Josef H. Reichholf: Quem tomava cerveja antigamente eram os nobres. Só eles tinham o poder de deixar outras pessoas trabalharem na produção e só eles tinham poder aquisitivo para desviar o sobressalente da safra de grãos para a produção de cerveja. As imagens mais antigas de consumo de cerveja são dos sumérios, cerca de 4.500 anos antes de Cristo. Mostram pessoas bebendo cerveja usando canudos. Não o povo, mas nobres e líderes religiosos.

Aliás, foi nessa mesma época que também surgiu o pão como fonte de alimentação. Os documentos mais antigos a respeito do pão e da cerveja são dos sumérios. Mas existem indícios indiretos de épocas ainda mais remotas, de oito mil anos antes de Cristo ou até mais antigos: jarros de 20 ou 30 litros. Não temos nenhuma explicação convincente para o uso de jarros desse tamanho - a não ser para a produção de cerveja. Podemos observar o uso desse tipo de recipientes até na Amazônia e nos Andes, nas tribos que tomam Chicha.

Também foram achados almofarizes que serviam para esmagar cereais. No caso do uso de grãos para a alimentação, eles eram utilizados frescos e ainda moles. Para que você deixaria os grãos ficarem duros? Uma das explicações seria para usá-los na produção de cerveja.

Caiman: As culturas que conheciam o pão também conheciam a cerveja?

Josef H. Reichholf: Sim. O mais antigo processo de produção de cerveja é quase idêntico ao da fabricação do pão. Preparava-se uma massa que servia tanto para o pão como para a cerveja.

Interessante lembrar que podemos dividir a humanidade em dois grupos biológicos, com reação oposta em relação ao álcool: aqueles que têm a desidrogenase e o grupo com uma quantidade menor de desidrogenase e que não suporta consumir grandes quantidades de álcool. Esses povos usavam tradicionalmente outras drogas diferentes do álcool, como a coca na América do Sul.

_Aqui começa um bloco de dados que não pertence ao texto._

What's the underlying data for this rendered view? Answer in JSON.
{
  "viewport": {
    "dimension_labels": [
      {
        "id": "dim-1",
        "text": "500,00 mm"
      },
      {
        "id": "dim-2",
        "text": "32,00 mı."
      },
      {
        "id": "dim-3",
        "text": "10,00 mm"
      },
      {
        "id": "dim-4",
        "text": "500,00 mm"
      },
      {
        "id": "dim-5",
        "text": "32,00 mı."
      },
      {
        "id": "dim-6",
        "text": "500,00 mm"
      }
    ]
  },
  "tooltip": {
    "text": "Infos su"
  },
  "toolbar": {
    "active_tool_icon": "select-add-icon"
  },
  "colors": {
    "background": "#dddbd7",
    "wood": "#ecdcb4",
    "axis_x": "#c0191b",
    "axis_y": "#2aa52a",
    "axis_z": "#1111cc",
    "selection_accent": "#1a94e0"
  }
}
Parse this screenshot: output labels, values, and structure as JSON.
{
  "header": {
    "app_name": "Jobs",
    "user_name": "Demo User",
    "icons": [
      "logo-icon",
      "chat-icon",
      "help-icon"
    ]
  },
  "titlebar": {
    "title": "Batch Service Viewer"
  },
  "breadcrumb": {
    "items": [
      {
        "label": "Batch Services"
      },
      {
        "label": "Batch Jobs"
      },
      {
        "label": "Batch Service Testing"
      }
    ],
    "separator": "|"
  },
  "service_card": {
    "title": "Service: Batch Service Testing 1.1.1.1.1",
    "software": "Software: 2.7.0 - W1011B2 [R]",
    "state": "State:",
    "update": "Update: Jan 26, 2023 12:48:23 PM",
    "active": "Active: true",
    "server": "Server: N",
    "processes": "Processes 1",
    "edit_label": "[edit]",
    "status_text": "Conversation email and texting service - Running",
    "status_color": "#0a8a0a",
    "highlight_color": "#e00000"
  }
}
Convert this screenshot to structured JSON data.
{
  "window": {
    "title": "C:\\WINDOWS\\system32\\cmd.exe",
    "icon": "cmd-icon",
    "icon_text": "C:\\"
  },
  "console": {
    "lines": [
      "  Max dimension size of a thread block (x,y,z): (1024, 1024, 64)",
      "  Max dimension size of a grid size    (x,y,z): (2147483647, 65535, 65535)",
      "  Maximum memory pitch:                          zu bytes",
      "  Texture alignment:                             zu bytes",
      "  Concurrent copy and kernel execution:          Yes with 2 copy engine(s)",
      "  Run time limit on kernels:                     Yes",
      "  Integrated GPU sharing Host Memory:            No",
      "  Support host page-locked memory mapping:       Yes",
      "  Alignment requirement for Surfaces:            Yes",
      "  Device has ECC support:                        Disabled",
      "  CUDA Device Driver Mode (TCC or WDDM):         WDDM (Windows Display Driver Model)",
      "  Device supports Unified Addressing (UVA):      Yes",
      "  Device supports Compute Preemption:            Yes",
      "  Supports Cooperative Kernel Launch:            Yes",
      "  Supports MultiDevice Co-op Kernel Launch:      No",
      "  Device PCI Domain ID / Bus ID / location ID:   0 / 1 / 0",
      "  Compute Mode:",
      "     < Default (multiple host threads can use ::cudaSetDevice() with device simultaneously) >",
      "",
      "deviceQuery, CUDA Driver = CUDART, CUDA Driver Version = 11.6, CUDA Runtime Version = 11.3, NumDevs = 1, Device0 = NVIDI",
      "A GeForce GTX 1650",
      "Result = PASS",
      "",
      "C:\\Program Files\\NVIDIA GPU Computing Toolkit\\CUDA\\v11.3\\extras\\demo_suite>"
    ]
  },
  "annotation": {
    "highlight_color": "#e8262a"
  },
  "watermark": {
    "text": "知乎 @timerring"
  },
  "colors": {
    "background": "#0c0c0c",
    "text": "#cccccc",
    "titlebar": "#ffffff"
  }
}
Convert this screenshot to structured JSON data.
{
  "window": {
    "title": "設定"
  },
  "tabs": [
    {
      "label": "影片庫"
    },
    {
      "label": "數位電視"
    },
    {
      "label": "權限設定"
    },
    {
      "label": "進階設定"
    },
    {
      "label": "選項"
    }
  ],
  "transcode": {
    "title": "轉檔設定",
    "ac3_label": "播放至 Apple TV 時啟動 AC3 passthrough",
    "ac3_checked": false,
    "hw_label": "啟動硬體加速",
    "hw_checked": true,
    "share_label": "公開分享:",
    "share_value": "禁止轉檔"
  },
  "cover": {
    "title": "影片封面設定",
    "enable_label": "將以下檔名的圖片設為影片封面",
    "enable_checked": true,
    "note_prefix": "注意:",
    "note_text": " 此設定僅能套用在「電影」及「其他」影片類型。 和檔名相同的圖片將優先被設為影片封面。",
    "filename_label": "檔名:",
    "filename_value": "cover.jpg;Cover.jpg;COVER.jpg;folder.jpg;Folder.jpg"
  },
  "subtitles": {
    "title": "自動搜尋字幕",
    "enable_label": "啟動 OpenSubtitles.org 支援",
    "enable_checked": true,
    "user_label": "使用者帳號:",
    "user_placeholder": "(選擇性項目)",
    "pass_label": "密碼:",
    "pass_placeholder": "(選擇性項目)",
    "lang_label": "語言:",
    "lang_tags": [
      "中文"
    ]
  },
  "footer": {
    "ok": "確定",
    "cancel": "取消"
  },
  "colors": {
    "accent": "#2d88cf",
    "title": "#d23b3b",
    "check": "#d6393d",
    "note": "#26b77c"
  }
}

As zonas climáticas também têm uma influência importante sobre os povos que tomavam cerveja ou não, pois a durabilidade da bebida depende muito da temperatura ambiente. Em um ambiente quente, os processos de decomposição da cerveja começam logo. Por outro lado, a cerveja mantém-se conservada por semanas ou até meses em um ambiente frio.

 
Nas regiões cervejeiras tradicionais, como a Alemanha ou a República Tcheca, essas condições ambientais só se formaram na chamada "Pequena Idade do Gelo", entre os anos 1500 e 1850, com invernos mais rigorosos. Foi possível cortar o gelo dos lagos congelados e estocá-lo em cavernas, minas ou porões, junto com os barris de cerveja, garantindo uma durabilidade maior da bebida e, consequentemente, o abastecimento durante todo o inverno e parte da primavera.

Daí vem o nome Lager para um determinado tipo de cerveja - lager significa armazém, em alemão. A possibilidade de tomar cerveja no verão é consequência da existência dos frigoríficos modernos.

Caiman: Isso também se reflete na divisão entre os países de tradição cervejeira ou da vinicultura?

Josef H. Reichholf: Sim, até hoje percebe-se esta divisão na Europa. Nos países do Mar Mediterrâneo e da costa atlântica prevalece o consumo de vinho, pois as temperaturas elevadas criam um ambiente difícil para a cerveja e, ao mesmo tempo, facilitam a vinicultura. Por outro lado, nas regiões centrais e do leste da Europa, onde as temperaturas são mais baixas, há uma forte cultura cervejeira.

Caiman: Pode-se dizer que o homem se assentou para produzir cerveja?

Josef H. Reichholf: Eu diria que é uma interconexão de componentes. Para poder produzir cerveja, era necessário encontrar uma região com alta densidade de gramíneas, ocupar esta região e estabelecer estruturas para a coleta dos grãos e também para sua defesa. Era preciso que uma parte significativa da tribo se dedicasse ao processo e também era necessária uma divisão de trabalhos e tarefas, coisa que não existia entre os nômades.